Bonjour !
Bon, alors, j'attends toujours les commentaires sur mon roman qui est en train de se faire lire. Je n'ai eu aucune nouvelle encore et c'est tellement stressant ! Mais je remercie tous ceux qui me soutiennent et qui me motivent. Ça m'encourage à tenir le coup. :)
Maintenant, place au nouveau chapitre... heu... en espérant qu'il ne sera pas trop... trop. Enfin, bon, vous ne pourrez pas dire que je ne vous aurai pas averti ! N'empêche, pour certains, je vous suggère de prendre une grande respiration avant de commencer la lecture...
Je remercie Clair-2-lune, Alienor-fantastic, Efahelle, Piichi21, Olivia Severus, Malh et Alc'hweder pour avoir commenté le chapitre précédent.
(Les personnages et l'univers magique appartiennent à JK Rowling.)
Bonne lecture !
Chapitre 4 — Tornade d'émotions
Guettant chacune de ses réactions, Severus respirait près de l'oreille de Sibylle en plongeant une fois encore ses doigts dans les abondantes perles sur sa poitrine. Il la sentait frémir et cela l'excitait. Si seulement il pouvait la déshabiller un peu.
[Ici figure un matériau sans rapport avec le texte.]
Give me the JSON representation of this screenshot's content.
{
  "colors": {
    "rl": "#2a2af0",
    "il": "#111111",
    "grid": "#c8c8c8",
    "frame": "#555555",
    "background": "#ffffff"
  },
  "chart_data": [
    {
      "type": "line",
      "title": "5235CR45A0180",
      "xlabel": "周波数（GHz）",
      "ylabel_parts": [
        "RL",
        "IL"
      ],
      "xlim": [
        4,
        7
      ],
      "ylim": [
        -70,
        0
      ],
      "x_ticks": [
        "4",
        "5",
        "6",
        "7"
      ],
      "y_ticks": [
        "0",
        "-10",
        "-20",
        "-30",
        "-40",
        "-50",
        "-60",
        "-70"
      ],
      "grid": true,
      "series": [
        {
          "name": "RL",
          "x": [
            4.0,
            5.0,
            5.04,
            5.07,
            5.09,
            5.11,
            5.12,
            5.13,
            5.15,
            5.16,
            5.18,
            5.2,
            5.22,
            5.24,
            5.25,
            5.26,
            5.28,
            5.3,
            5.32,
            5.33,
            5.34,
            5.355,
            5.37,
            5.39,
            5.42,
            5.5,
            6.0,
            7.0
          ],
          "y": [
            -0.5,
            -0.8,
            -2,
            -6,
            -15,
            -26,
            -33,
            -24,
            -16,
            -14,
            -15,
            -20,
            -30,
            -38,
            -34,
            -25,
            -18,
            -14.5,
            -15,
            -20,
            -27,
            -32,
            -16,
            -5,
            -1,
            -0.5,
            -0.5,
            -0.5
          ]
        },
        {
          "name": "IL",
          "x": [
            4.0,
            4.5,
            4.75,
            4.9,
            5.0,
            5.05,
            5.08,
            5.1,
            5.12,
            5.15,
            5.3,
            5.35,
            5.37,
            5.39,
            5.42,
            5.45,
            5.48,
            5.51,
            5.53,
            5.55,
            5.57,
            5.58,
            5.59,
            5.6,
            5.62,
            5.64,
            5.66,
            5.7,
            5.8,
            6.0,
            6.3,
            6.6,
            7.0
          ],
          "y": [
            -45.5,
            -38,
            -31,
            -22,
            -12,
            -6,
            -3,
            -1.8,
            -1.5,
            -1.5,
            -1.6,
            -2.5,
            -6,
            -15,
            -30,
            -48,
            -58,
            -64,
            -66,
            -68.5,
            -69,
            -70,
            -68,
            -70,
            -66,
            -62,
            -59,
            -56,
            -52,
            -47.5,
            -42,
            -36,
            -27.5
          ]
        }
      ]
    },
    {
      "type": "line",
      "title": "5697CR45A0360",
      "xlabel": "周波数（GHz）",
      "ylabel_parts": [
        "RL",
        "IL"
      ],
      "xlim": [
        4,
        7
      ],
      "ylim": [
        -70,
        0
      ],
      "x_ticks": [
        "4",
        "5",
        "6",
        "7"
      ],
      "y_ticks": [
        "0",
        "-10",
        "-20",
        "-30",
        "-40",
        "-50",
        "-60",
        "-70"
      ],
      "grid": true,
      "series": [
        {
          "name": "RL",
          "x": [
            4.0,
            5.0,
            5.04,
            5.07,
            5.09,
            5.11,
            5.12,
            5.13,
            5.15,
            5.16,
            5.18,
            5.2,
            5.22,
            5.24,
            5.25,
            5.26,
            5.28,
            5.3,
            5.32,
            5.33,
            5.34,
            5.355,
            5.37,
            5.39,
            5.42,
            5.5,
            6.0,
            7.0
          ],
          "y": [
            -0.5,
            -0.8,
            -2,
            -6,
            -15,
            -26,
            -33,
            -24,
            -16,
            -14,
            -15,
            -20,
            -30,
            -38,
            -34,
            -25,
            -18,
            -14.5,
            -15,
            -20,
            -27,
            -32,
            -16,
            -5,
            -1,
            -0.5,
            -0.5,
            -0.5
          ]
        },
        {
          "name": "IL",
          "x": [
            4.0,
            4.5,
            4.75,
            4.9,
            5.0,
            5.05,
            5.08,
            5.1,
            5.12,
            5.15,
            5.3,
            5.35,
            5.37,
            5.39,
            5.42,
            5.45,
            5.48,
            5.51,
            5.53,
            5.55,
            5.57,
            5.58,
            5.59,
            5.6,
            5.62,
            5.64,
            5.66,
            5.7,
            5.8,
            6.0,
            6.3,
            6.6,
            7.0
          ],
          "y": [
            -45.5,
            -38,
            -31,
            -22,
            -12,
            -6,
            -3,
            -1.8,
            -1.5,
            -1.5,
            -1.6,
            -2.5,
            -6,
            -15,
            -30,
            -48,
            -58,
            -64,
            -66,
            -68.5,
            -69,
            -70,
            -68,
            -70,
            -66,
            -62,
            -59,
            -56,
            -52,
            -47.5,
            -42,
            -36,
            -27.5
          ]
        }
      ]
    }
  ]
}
Il aurait aimé sentir sa peau contre la sienne pour mieux la sentir frissonner.
Bien sûr, elle était toujours le professeur Trelawney, mais, à l'entendre pousser de petits gémissements de temps à autre tandis qu'il lui caressait les seins en contemplant son visage, dépourvu de lunettes, se crisper dans des expressions mêlées d'embarras et d'envie, il arrivait plutôt bien à l'oublier. Ce n'était plus qu'une femme. Une femme qui se tortillait délicieusement sous l'emprise des plaisirs charnels.
Cela faisait déjà un moment que son sexe s'était gorgé de sang, mais Severus voulait prolonger encore les préliminaires. Observer Sibylle se mordre la lèvre inférieure, les yeux fermés, en poussant des soupirs de désir, lui était trop bon. Il avait envie de l'embrasser. Mais elle tourna la tête lorsqu'il tenta d'approcher de nouveau sa bouche de la sienne. Alors il baisa délicatement sa joue et descendit sa main le long de sa taille, de sa cuisse, puis la remonta lentement sous ses jupons.
— Non ! s'écria brusquement Sibylle, le faisant sursauter de surprise. Ne me touchez pas là !
Dans un cliquetis de bracelets, elle empoigna l'avant-bras de Severus et le repoussa.
— C'est déjà assez pénible comme ça sans devoir tolérer que vous mettiez vos doigts partout !
— Mais je..., protesta Severus.
Mais elle l'interrompit d'un ton cinglant :
— Ne me touchez pas là, j'ai dit ! Et puis, bandez-vous, là ? demanda-t-elle d'un ton impatient. Il me semble que ça prend du temps ! Si ça continue, je vais finir par exploser !
— Mais j'en venais avant que vous ne vous remettiez soudain à bramer !
— Allez-y et cessez votre cirque. Plus ça continue, plus cela en devient douloureux !
Severus se redressa dans un mouvement brusque et arracha les colliers qui s'étaient accrochés dans les boutons de son pyjama. Plusieurs perles tombèrent sur le sol dans un martèlement sonore avant de rouler dans tous les sens. Sibylle leva précipitamment les bras devant son visage en étouffant un cri apeuré, comme si elle s'était attendue à ce qu'il la frappe. Mais Severus se contenta de l'observer froidement durant un moment, avant de constater d'une voix basse :
— Vous n'avez jamais appris à vous abandonner aux plaisirs sexuels, vous.
Derrière ses mains baguées, Sibylle hocha fébrilement la tête de gauche à droite.
— Enfin, si, se reprit-elle en le regardant à travers ses doigts. Mais c'est juste que... vous comprenez... vous êtes mon collègue... je ne peux pas tolérer que vous me touchiez comme ça... Après ça, je ne pourrai plus supporter de vous revoir dans les couloirs du château sans éprouver du malaise...
— Mais vous acceptez néanmoins que je vous pénètre, fit observer Severus d'un ton ironique.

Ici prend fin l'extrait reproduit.